Capt. Kurtis, an instructor with the 9th Attack Squadron at Holloman AFB, N.M., demonstrates a new Block 30 MQ-9 Ground Control Station used to train new Reaper pilots. Air Force Magazine photo by Brian Everstine
HOLLOMAN AFB, N.M.— MQ-9 trainers are still facing a task to increase the output of pilots and sensor operators, on track to reach a high of 700 this year with even more needed.
As part of the 2015 plan to increase the intelligence, surveillance, and reconnaissance capability of the Air Force and amount of personnel in the remotely piloted aircraft career fields, the RPA formal training unit here is deemed a priority and given a 40 percent increase in the number of trainers from combat units across the service. As a result of that plan, the schoolhouse increased the number of pilots and sensor operators by 40 percent, said Maj. Ryan, an instructor at the school. The Air Force doesn’t release the last names of RPA operators for security concerns.
“Right now, we haven’t reached a steady state,” he said Wednesday. “There’s more demand.”

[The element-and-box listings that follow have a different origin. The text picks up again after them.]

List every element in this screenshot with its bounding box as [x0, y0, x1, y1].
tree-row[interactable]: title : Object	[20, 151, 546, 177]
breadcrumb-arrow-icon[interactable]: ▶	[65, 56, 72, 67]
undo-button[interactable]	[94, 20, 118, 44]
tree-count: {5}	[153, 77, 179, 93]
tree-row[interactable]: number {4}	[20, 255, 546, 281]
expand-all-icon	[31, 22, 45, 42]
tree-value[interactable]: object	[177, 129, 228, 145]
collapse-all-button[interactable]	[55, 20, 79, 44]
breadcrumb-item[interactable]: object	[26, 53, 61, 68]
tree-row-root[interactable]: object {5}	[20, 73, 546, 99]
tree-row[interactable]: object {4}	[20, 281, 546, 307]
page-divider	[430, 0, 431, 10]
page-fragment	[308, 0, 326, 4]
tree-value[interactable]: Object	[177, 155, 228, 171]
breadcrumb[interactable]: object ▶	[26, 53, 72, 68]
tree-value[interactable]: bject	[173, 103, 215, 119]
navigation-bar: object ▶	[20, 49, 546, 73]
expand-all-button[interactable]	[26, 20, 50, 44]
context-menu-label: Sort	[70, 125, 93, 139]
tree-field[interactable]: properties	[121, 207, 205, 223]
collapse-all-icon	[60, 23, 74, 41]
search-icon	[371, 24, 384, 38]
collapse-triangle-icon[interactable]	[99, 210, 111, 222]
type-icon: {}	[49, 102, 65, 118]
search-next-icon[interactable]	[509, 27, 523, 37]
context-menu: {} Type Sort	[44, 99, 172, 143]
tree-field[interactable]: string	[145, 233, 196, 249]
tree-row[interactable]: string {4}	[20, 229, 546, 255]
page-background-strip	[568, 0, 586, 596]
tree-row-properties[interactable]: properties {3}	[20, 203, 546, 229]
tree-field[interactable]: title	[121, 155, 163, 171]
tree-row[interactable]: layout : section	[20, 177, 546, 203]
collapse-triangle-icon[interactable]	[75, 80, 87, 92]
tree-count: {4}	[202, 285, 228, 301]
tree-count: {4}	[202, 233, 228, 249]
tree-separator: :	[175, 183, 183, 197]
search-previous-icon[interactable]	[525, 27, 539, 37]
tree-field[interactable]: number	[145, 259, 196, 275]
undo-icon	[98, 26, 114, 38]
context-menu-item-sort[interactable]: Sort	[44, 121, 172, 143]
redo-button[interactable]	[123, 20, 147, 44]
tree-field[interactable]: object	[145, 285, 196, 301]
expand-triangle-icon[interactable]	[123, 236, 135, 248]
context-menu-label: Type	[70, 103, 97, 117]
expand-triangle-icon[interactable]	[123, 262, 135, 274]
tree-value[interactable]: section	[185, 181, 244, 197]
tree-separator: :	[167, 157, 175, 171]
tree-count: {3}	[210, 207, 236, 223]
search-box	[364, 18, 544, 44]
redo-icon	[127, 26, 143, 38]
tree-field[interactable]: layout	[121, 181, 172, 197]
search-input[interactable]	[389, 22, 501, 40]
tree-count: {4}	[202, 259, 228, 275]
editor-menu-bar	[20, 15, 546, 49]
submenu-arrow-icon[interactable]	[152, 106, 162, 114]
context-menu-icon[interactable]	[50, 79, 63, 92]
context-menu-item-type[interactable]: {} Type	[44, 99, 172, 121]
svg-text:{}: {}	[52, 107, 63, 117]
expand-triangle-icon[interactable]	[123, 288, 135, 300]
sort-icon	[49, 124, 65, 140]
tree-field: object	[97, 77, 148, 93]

RPAs have “transformed how we fight the war on terrorism,” he said. As a result, the Air Force has faced an insatiable demand for unmanned ISR. The 2015 service-wide review called for 75 MQ-9 Reapers to join the fleet and Air Education and Training Command vowed to double the output of new pilots and sensor operators.
Trainers were selected from units across the country, and are given three- to four-year-long assignments to Holloman.
MQ-9s constantly fly in the desert air around Holloman, with about 10 aircraft airborne per day. They stay aloft for 10-14 hours per day, depending on the training tasks.
The base also has five of the new, upgraded Block 30 Ground Control Stations. The new stations have larger, more integrated displays to go along with the aircraft’s HD video feed. The roomier stations, which resemble tan storage containers in a secure section of the base, give pilots and sensor operators more control in how information is presented to them.